Langchain Demo Project

This demo project showcases how to use Langchain to interact with a large data source using PySpark with a Streamlit frontend. The project focuses on analyzing an eCommerce behavior dataset sourced from Kaggle.

Dataset

The dataset used for this project is the eCommerce Behavior Data from a Multi-Category Store available on Kaggle. Please download the dataset and place it in the project directory.

Prerequisites

Python 3.8 or higher
Conda (for creating the environment)
Git (for cloning the repository)

Getting Started

To execute the project, please follow the instructions below:

Clone the project repository from GitHub:

git clone https://github.com/rohan-mudaliar/langchian-demo.git

Change into the project directory:
```
cd langchian-demo
```

Create a new Conda environment with Python 3.8:

conda create --name langchain-demo python=3.8

Activate the newly created Conda environment:
```
conda activate langchain-demo
```
Install the project dependencies using requirements.txt:
```
pip install -r requirements.txt
```

Running the Application

Start the Streamlit application by executing the following command:

streamlit run app.py
Once the application is running, open your web browser and navigate to the provided URL (usually http://localhost:8501).
Use the available prompts to interact with the application and query the eCommerce behavior dataset.
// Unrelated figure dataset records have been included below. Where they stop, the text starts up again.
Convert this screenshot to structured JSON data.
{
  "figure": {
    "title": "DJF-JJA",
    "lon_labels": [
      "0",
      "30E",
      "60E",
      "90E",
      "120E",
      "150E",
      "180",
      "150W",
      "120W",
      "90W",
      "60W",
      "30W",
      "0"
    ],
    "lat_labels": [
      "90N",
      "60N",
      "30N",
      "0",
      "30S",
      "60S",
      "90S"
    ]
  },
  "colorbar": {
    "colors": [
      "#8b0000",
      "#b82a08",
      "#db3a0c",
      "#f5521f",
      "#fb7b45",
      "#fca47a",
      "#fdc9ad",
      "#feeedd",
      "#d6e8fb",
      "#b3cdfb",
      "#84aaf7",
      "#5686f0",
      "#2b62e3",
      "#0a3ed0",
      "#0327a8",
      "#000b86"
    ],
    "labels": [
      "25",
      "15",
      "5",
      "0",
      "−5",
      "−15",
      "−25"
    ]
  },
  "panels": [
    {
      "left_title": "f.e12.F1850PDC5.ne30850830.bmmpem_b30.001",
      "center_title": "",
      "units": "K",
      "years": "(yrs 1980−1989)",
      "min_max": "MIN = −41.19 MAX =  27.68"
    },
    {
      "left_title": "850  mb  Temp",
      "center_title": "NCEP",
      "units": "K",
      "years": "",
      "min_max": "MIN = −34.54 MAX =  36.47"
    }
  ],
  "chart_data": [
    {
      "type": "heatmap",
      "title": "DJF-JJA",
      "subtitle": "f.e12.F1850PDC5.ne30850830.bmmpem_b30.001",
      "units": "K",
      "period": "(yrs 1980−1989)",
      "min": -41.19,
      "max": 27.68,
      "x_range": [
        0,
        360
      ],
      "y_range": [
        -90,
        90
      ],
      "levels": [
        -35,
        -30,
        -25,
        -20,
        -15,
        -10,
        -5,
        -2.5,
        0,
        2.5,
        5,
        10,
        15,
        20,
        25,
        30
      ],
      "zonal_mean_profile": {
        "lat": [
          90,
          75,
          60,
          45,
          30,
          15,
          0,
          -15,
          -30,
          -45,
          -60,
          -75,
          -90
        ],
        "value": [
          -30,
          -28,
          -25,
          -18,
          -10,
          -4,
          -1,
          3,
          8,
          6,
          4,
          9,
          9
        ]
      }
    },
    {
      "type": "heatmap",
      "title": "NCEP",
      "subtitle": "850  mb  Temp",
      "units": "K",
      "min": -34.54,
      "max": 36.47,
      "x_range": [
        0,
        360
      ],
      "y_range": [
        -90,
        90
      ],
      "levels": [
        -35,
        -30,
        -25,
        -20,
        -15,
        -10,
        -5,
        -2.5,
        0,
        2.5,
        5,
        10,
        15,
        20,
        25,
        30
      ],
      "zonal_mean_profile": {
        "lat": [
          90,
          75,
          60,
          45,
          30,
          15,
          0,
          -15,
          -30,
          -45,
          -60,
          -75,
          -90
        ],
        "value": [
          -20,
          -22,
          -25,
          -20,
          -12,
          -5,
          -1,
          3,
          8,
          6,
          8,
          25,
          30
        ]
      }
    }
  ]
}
For example:

To count the number of records in the electronics database, enter the following prompt:

count number of records in electronics database
To retrieve the order ID in the electronics database that has the highest price, use the following prompt:

give me order ID in electronics database that has the highest price

Project Structure

The project repository contains the following files and directories:

app.py: The main entry point of the application, responsible for launching the Streamlit frontend and handling user prompts.
langchain.py: The Langchain module, which interacts with the eCommerce behavior dataset using PySpark.
data: A directory where you should place the downloaded eCommerce behavior dataset CSV file (not included in the repository due to size constraints).
requirements.txt: A file specifying the Python dependencies required for running the project.
README.md: This README document, providing instructions and information about the project.

Contributing

Contributions to this project are welcome! If you find any issues or would like to propose enhancements, please submit a pull request or open an issue on the GitHub repository.